My longest was when i went 100% linux full time on my main machine (no dual boot), I stopped distro-hoppping. I Installed Debian stable when it first came out (Jessie) and stayed with it until it shifted to "old-stable" which was a little bit over 3 years.
A lot of people give Debian stable a hard time but i found it worked well. Most software that i needed to be a little bit newer i could get from the backports repository. It was only at the end of it's lifecycle that i started running in to software being a little to old for what i wanted to do. Then i went back to distro-hopping for a while until i found my next home. :-)
I only ever run Debian on my servers (around 15 systems) since about 2010, and I run (a modified version of) Ubuntu on my desktops. Although my desktop decision may change pretty soon if they keep pushing Snaps. Although I run ubuntu, I am thankfully Snap-free...
At least one of my primary use boxes has been running Fedora since 2003 (and Red Hat Linux RIP before that, going back to... 1996? since fedora was the successor to Red Hat Linux, I'd say I've got 25 years on "Fedora" at this point). I have rotated a variety of Debian derivatives on other boxes used in parallel, particularly Debian itself. What keeps me coming back to Fedora is its "stable plus really really fresh", consistently, for a long time.

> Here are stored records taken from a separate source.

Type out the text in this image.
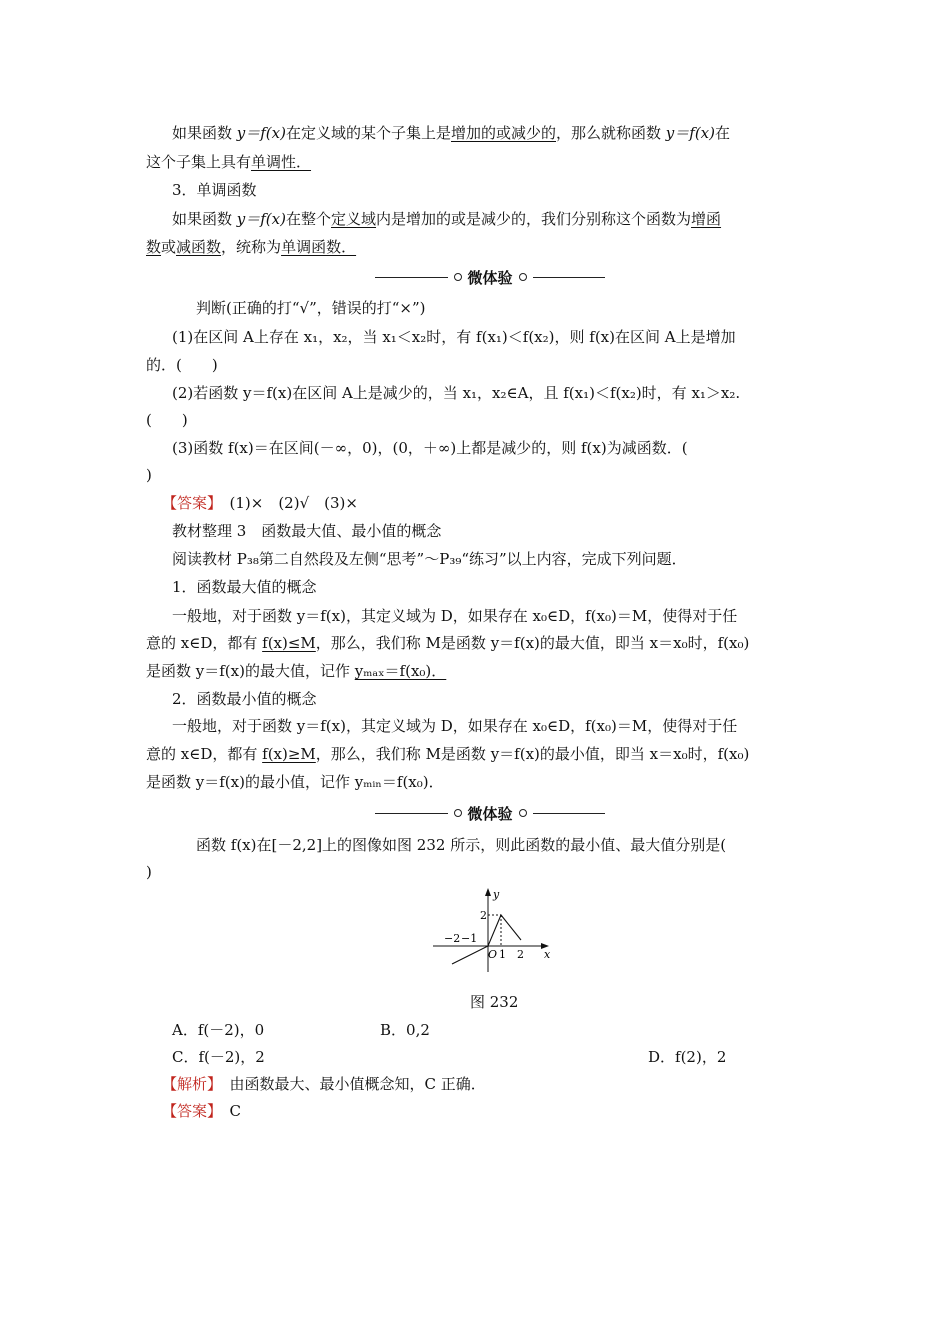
如果函数 y＝f(x)在定义域的某个子集上是增加的或减少的，那么就称函数 y＝f(x)在
这个子集上具有单调性．
3．单调函数
如果函数 y＝f(x)在整个定义域内是增加的或是减少的，我们分别称这个函数为增函
数或减函数，统称为单调函数．
微体验
判断(正确的打“√”，错误的打“×”)
(1)在区间 A上存在 x₁，x₂，当 x₁＜x₂时，有 f(x₁)＜f(x₂)，则 f(x)在区间 A上是增加
的．(　　)
(2)若函数 y＝f(x)在区间 A上是减少的，当 x₁，x₂∈A，且 f(x₁)＜f(x₂)时，有 x₁＞x₂.
(　　)
(3)函数 f(x)＝在区间(－∞，0)，(0，＋∞)上都是减少的，则 f(x)为减函数．(
)
【答案】　(1)×　(2)√　(3)×
教材整理 3　函数最大值、最小值的概念
阅读教材 P₃₈第二自然段及左侧“思考”～P₃₉“练习”以上内容，完成下列问题．
1．函数最大值的概念
一般地，对于函数 y＝f(x)，其定义域为 D，如果存在 x₀∈D，f(x₀)＝M，使得对于任
意的 x∈D，都有 f(x)≤M，那么，我们称 M是函数 y＝f(x)的最大值，即当 x＝x₀时，f(x₀)
是函数 y＝f(x)的最大值，记作 yₘₐₓ＝f(x₀)．
2．函数最小值的概念
一般地，对于函数 y＝f(x)，其定义域为 D，如果存在 x₀∈D，f(x₀)＝M，使得对于任
意的 x∈D，都有 f(x)≥M，那么，我们称 M是函数 y＝f(x)的最小值，即当 x＝x₀时，f(x₀)
是函数 y＝f(x)的最小值，记作 yₘᵢₙ＝f(x₀)．
微体验
函数 f(x)在[－2,2]上的图像如图 232 所示，则此函数的最小值、最大值分别是(
)
y
x
2
−2 −1
O 1 2
图 232
A．f(－2)，0	B．0,2
C．f(－2)，2	D．f(2)，2
【解析】　由函数最大、最小值概念知，C 正确．
【答案】　C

I've been on Gentoo since late 2005, so almost 18 years.
On the desktop side, I used Slackware for about 7 years, then switched to Ubuntu for another 15 years, and recently years used Debian and Tails (after suffering several government-level hacking operations). I basically use Ubuntu for servers, I'm thinking about Debian or OpenBSD.
I was on Manjaro for several years at one point. I like Mint for now but I'm not in love with Cinnamon. I kinda want to rapid fire test a bunch of DEs in VMs to see what I like nowadays.
Started with Ubuntu for just a year on desktop and Debian on server for nearly 10 years. Desktop switched in this time from arch to Debian, back to arch, and finally to Fedora. This will never change. Debian - server, Fedora - desktop.
I tested some others in VM: elementary, SuSe, Archcraft, kubuntu, lubuntu, xubuntu, PopOS, manjaro. None of these passed my expectations for a bare metal install.
On phone: mobian, manjaro, postmarket and the winner danctnix-arch. But I want to give postmarket a second chance.
Been using Ubuntu, or more recently, Kubuntu since 2006. Not sure that counts as a distro change. Can't say enough good things about KDE these days though.
I've stayed on Endeavour with XFCE for a good while now. It just works and is out of my hair. I use it on any system I want Linux on now and I've stopped hopping.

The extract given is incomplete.